Ces deux perquisitions ont été réalisées dans le cadre de l’enquête pour « viols » et « agressions sexuelles », notamment sur mineures, ouverte le 23 août par le parquet de Paris dans le volet français de ce scandale qui a éclaté aux Etats-Unis.

La première, à l’agence Karin Models, a eu lieu le 17 septembre, tandis que la seconde, au domicile de Jeffrey Epstein situé sur la très chic avenue Foch, a débuté lundi. Selon une source proche du dossier, cette perquisition, qui a commencé lundi après-midi, s’est terminée à 2H00 GMT du matin mardi.

Contactée par l’AFP, l’agence s’est refusée à tout commentaire.

Karin été fondée en 1978 par Jean-Luc Brunel, dont le nom figurait déjà dans l’enquête américaine visant le multimillionnaire. Une des principales plaignantes aux Etats-Unis, Virginia Giuffre, a affirmé avoir été forcée à avoir des rapports sexuels avec M. Brunel.

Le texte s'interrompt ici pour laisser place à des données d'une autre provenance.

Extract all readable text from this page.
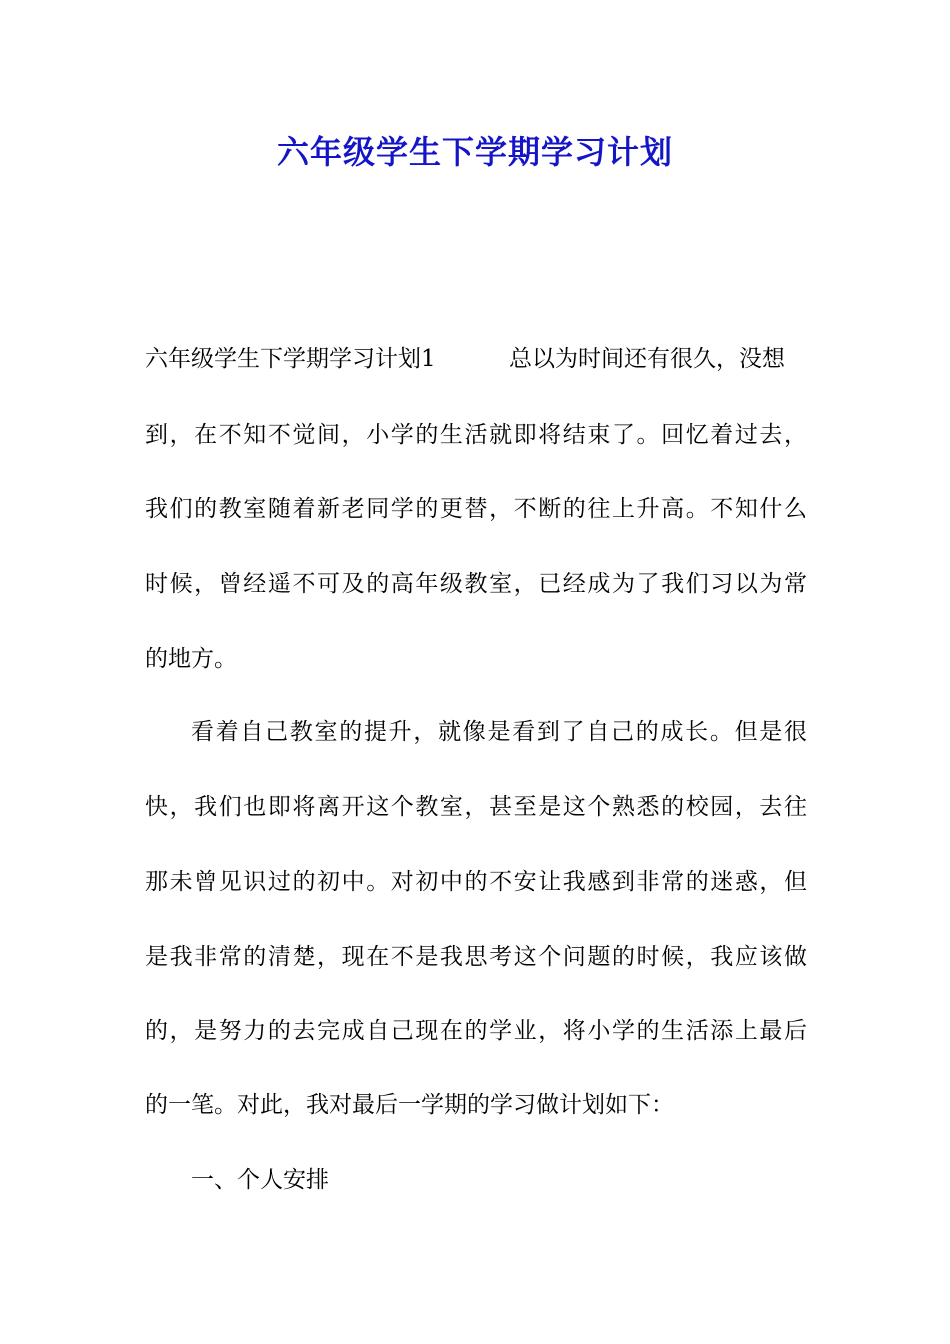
六年级学生下学期学习计划
六年级学生下学期学习计划1	总以为时间还有很久，没想
到，在不知不觉间，小学的生活就即将结束了。回忆着过去，
我们的教室随着新老同学的更替，不断的往上升高。不知什么
时候，曾经遥不可及的高年级教室，已经成为了我们习以为常
的地方。
看着自己教室的提升，就像是看到了自己的成长。但是很
快，我们也即将离开这个教室，甚至是这个熟悉的校园，去往
那未曾见识过的初中。对初中的不安让我感到非常的迷惑，但
是我非常的清楚，现在不是我思考这个问题的时候，我应该做
的，是努力的去完成自己现在的学业，将小学的生活添上最后
的一笔。对此，我对最后一学期的学习做计划如下：
一、个人安排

Jeffrey Epstein, le 28 mars 2017. (Crédit : New York State Sex Offender Registry via AP)

Dans une première procédure aux Etats-Unis, close en 2007, deux femmes l’avaient déjà accusé de jouer le rôle de rabatteur pour Jeffrey Epstein, amenant aux Etats-Unis des « jeunes filles » venues de milieux modestes en leur faisant miroiter des jobs dans le mannequinat.

Début septembre, une ancienne top model néerlandaise l’a par ailleurs accusé de viol au début des années 1990, dans une lettre envoyée au procureur de la République de Paris.

Au moins trois femmes ont été récemment entendues par les enquêteurs français sur cette affaire. Le parquet de Paris a par ailleurs lancé le 11 septembre un appel à témoins.

L’association Innocence en danger a pour sa part transmis au parquet plusieurs témoignages émanant, selon elle, principalement de victimes d’actes « commis sur le sol français » par M. Epstein, qui se serait suicidé à l’âge de 66 ans.

Le financier américain, qui se rendait régulièrement en France, avait été arrêté le 6 juillet et inculpé à New York pour avoir organisé, entre 2002 à 2005, un réseau constitué de dizaines de jeunes filles, certaines collégiennes, avec lesquelles il aurait eu des rapports sexuels contraints dans ses nombreuses propriétés, notamment à Manhattan et en Floride.